Les marchés célèbrent la baisse des taux obligataire avec une hausse phénoménale des actions depuis quelques mois. Mais quelle baisse des taux ?
Beaucoup de visages rayonnants de bonheur sur BFM ce vendredi 13 janvier : oubliez les superstitions, des vendredi 13 comme celui-là, les investisseurs et les gérants en redemandent.
Il est venu couronner la première quinzaine la plus haussière de l’histoire pour les places européennes et les principaux indices américains.
Quel feu d’artifice ! Le S&P 500 à 4 000 points en clôture, le DAX à 15 000, notre CAC 40 à 7 000 et un CAC GR à presque 21 000. Soit trois fois plus, alors qu’ils furent tous deux crées le 31 janvier 1988 sur une même base de 1 000 points – mais le second agrège les dividendes distribués.
A ce niveau, le CAC GR ne se contente pas d’effacer en 10 séances la totalité de ses pertes de l’année 2022 (7,2%) : il surpasse même de 1,4% ses niveaux de fin 2021.

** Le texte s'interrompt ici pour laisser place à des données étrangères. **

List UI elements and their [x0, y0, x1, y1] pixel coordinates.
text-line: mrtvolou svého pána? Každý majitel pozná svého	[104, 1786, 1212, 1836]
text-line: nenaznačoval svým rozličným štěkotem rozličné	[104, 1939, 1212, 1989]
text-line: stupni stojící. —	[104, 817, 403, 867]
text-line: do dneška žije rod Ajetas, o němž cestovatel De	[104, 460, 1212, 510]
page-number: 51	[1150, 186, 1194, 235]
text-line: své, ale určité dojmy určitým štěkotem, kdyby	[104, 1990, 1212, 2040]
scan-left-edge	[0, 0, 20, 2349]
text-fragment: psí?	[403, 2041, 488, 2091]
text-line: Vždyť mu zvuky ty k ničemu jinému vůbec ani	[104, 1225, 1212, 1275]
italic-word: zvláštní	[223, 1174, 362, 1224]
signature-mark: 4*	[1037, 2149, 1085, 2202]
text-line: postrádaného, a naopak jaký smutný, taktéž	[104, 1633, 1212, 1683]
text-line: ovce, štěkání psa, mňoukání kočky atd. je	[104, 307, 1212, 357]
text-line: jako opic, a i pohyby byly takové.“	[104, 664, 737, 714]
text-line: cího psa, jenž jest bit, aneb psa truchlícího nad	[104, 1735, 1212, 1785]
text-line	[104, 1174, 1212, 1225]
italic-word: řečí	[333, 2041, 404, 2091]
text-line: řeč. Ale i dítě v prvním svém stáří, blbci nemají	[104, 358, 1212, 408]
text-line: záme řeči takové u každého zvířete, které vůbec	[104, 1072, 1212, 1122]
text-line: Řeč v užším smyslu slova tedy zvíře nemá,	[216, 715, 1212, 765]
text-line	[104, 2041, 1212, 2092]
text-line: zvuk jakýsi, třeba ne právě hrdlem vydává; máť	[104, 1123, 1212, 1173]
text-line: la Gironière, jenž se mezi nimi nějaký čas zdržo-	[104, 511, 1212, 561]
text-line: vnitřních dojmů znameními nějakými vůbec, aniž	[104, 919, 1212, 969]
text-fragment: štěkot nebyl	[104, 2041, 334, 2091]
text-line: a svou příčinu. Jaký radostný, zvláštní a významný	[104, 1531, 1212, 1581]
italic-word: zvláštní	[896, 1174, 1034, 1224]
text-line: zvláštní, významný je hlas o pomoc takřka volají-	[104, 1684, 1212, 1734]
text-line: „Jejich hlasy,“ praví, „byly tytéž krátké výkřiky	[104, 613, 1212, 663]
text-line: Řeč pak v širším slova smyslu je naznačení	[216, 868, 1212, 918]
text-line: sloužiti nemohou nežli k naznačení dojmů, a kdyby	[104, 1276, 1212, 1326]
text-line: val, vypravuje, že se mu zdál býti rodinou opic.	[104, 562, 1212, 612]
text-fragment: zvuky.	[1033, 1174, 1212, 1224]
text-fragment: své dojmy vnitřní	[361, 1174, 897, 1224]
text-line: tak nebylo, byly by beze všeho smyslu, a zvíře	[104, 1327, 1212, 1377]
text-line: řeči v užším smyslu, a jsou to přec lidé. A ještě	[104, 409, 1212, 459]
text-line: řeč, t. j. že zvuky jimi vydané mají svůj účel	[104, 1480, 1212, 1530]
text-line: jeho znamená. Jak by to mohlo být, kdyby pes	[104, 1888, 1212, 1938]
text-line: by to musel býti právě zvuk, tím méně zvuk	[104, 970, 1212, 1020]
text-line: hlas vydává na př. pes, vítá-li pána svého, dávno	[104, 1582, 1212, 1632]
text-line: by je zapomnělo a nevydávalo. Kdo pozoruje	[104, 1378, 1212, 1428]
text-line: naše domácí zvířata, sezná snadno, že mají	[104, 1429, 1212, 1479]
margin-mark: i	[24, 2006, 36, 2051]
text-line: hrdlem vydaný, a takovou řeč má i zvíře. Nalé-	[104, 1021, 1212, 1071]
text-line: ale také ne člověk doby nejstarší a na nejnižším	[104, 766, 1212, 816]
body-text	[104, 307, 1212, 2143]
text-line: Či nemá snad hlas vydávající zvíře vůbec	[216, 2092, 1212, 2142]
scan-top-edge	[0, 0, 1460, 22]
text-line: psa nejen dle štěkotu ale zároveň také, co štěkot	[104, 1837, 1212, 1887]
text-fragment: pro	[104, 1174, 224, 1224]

Le paradoxe des optimistes
Avec 8,6% gagnés depuis le 1er janvier, il intègre déjà 90% de la performance espérée cette année chez les stratèges les plus optimistes, c’est-à-dire ceux qui valident le scénario d’une récession courte et modérée. Enfin, une récession tout de même, donc un recul de 4 à 8% des profits distribués, ainsi qu’une inflation toujours très au-dessus de la moyenne du XXIème siècle, et à des années lumières de la norme des 2%.
Pour des stratèges plus pessimistes, 2023 sera une année à oublier pour les actionnaires. Ceux-ci verront en effet d’un côté baisser leurs revenus, tandis que, de l’autre, la « prime de risque » ne fera qu’augmenter… au profit des placements monétaires qui permettront d’engranger le double du rendement du S&P 500, tout en dormant sur leurs deux oreilles.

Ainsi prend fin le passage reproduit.